Example inputs & expectations
- summarize_date:
```
sample_scored_data = pd.DataFrame({
  'subreddit': ['test1','test1','test2','test2'],
  'sentiment': [0.8,0.6,0.4,0.2],
  'score': [10,20,30,40],
  …
})
```
  – Expect two summary rows:
  - test1: mean_sentiment≈0.7, count=2, total_score=30, weighted_sentiment≈0.6667
  - test2: mean_sentiment≈0.3, count=2, total_score=70, weighted_sentiment≈0.2857
- update_summary: merges an initial 2‑row file for 2025-04-19 with a new 2‑row file for 2025-04-20, ending with 4 total rows.
- CLI invalid date: main('2025-04-20-invalid') → ValueError("Invalid date format").
- Missing scored file: patched hf_hub_download raises → ValueError("Failed to download scored file…").

`test_score.py`

Class & functions under test
- RedditScorer.score_date(date) — downloads input parquet, asserts required columns (text, score, post_id, subreddit), splits into batches, calls replicate_client.run(), injects sentiment & confidence, writes parquet, then calls hf_api.upload_file().
- CLI main(date) — reads .env or streamlit.secrets, requires REPLICATE_API_TOKEN, else raises.
Patching & mocking
- hf_hub_download patched to return a temp parquet for the “input” DataFrame.
- mock_hf_api supplying a stubbed upload_file method.
- mock_replicate_client.run side‑effect that:
```
texts = json.loads(input['texts'])
sentiments = ['positive' if i%2==0 else 'negative' for i in range(len(texts))]
confidences = [0.9 if i%2==0 else 0.8 for i in range(len(texts))]
```
- reddit_analysis.config_utils.HAS_STREAMLIT + streamlit.secrets.get(...) for the CLI missing‑token test.

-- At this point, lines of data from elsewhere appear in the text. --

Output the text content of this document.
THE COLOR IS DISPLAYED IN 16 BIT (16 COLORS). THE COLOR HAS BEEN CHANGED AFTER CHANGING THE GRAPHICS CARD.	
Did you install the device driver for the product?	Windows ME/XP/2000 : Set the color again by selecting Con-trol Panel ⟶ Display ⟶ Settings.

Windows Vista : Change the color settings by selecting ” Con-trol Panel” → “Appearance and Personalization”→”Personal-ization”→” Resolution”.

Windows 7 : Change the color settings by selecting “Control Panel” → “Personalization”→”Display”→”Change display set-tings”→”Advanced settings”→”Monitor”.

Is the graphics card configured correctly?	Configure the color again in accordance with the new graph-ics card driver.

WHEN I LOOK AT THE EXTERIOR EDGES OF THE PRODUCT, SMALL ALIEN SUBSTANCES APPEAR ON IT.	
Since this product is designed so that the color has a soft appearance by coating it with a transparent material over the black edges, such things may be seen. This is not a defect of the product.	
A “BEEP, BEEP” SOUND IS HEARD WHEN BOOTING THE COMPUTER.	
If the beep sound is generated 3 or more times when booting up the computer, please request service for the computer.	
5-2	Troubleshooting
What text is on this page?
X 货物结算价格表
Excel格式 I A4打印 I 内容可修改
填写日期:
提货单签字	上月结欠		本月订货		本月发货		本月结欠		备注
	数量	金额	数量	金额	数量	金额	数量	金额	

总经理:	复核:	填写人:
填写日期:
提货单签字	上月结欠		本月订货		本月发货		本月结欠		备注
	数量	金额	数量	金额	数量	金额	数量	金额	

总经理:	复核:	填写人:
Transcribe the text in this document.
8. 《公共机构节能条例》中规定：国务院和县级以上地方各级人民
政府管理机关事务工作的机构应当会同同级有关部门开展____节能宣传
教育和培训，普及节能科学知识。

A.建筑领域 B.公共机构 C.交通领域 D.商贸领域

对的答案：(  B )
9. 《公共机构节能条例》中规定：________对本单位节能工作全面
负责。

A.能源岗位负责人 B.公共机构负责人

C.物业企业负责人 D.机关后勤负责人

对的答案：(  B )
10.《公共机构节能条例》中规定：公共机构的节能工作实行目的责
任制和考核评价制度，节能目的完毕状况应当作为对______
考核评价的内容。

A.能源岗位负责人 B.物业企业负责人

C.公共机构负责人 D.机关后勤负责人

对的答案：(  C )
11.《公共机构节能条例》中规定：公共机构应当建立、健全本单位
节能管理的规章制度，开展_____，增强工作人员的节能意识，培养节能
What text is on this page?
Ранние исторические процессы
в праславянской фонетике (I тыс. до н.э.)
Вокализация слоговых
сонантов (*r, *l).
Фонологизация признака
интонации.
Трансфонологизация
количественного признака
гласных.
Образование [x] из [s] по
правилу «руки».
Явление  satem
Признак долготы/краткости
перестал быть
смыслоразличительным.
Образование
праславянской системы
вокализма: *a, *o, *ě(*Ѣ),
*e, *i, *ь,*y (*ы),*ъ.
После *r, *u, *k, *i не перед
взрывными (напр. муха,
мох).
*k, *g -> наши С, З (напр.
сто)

Example inputs & expectations
- test_score_date: input DataFrame with two rows ('Test text 1', 'Test text 2'), expects uploaded parquet to have sentiment=['positive','negative'], confidence=[0.9,0.8] and all six columns present.
- test_score_date_missing_columns: input missing post_id/subreddit → ValueError("missing expected columns").
- test_score_date_batch_processing: input of 5 texts, batch_size=2 → replicate_client.run called 3 times, final uploaded file contains all 5 rows.
- test_cli_missing_token: no REPLICATE_API_TOKEN in env or secrets → ValueError("REPLICATE_API_TOKEN is required for scoring").